Since it seems unlikely that serious quilt scholars will be able to stem the tide of misinformation about Underground Railroad quilt ‘code’ patterns, perhaps quilters themselves can direct their efforts in the interest of accuracy. While there is no way to put a kinder spin on slavery, there may be patterns that can be used individually or in sampler format as a tribute to the courage of those who struggled under slavery, and those who sought to remedy their condition. Patterns with appropriate-sounding names, the majority from the 20th century, can be found in Barbara Brackman’s weighty compendium, Encyclopedia of Pieced Quilt Patterns (1993).
The rapid growth of commercialism in quilt making towards the end of the 19th century, and well into the 1920s and 1930s, was accompanied in the United States by books on quilt history, and pattern sources including catalogues, leaflets, and batting wrappers. Rather than using prosaic pattern numbers, early publishers of designs gave them names. Some names came from public memory, while others were created to suit the illustrated design or the whim of the writer. Confusing and often contradictory names have now been organized into an indexing system devised by Brackman.

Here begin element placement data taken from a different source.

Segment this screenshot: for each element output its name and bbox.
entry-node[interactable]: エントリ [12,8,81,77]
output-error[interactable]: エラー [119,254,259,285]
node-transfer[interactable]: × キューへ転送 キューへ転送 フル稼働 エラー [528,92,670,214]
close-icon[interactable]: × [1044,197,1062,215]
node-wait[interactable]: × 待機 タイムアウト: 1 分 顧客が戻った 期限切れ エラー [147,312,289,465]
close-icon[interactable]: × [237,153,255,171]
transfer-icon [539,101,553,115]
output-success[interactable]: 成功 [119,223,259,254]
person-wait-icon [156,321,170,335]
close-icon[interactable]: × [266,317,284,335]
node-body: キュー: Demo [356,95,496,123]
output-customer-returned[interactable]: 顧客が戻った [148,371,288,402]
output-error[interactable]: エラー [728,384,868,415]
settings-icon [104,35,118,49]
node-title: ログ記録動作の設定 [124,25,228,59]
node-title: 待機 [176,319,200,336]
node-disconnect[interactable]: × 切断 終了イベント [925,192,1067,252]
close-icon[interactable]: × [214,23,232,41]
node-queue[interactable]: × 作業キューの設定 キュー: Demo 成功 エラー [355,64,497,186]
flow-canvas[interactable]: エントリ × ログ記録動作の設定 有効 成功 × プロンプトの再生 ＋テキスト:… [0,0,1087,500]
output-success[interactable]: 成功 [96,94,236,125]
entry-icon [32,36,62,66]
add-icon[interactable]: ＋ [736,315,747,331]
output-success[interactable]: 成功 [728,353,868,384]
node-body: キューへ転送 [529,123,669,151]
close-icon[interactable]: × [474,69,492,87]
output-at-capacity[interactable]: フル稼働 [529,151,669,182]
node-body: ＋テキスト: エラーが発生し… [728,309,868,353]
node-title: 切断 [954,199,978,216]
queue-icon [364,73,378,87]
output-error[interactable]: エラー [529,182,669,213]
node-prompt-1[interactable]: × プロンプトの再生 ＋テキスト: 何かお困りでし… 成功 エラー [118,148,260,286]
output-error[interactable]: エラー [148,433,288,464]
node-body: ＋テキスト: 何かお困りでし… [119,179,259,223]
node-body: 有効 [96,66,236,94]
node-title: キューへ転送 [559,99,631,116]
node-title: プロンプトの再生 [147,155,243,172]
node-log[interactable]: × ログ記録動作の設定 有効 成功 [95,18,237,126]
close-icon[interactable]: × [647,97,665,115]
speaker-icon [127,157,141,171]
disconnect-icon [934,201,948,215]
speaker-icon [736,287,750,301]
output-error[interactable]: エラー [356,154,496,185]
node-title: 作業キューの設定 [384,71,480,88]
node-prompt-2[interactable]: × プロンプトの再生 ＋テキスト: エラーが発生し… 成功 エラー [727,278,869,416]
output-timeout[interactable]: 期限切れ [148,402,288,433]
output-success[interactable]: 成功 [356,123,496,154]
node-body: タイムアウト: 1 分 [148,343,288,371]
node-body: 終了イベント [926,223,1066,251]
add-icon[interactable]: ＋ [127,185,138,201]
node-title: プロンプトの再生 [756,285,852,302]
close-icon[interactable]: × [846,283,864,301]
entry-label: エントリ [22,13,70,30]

Over 4000 patterns are presented numerically, based on their geometric construction, with multiple printed sources listed for each. For instance, the design called Underground Railroad (Brackman #1695) by Ruth Finley in her 1929 classic Old Patchwork Quilts and the Women Who Made Them, is also identified by Finley in the same volume as Stepping Stones, The Tail of Benjamin’s Kite, Trail of the Covered Wagon, and Wagon Tracks, depending on colour placement. It is also closely related to Jacob’s Ladder.
Finley’s Underground Railroad is the only instance cited in Brackman of a quilt block by that name. While the Underground Railroad movement is easily documented, the pattern name is not. Finley attributes the name to a region of northeastern Ohio called the Western Reserve, an area settled by residents from Connecticut, where the abolitionist movement was especially strong. She likens the pattern to a mental image of ". . . Eliza of 'Uncle Tom’s Cabin' crossing the ice (on the Ohio River) from Kentucky to Ohio, whence the underground railroad carried runaway slaves to the promised land of Canada" (page 71). The reference is to the 1852 serialized book by Harriet Beecher Stowe, a resident of Cincinnati, Ohio, on the Ohio River.
In addition to considering the 20th century Underground Railroad block as the basis for a commemorative quilt, today’s quilt maker might choose Brackman #1222 Blacks and Whites, #3079 Slave Chain, or #2169 Free Trade, memorializing those Quaker abolitionists who refused to buy, sell, or use goods made by slave labour. Those familiar with the history of slavery in the United States, and the struggles of those who lived and died under the system, may recognize other 20th century block names that might logically be included. The abolitionists; Harriet ‘Moses’ Tubman, who made dangerous and successful forays into the South to bring her enslaved compatriots to freedom; the freedom seekers who dared to ‘steal away’; and those who tried and died deserve recognition. If it is to be through quilts, make them bold and beautiful – and with a degree of historical accuracy!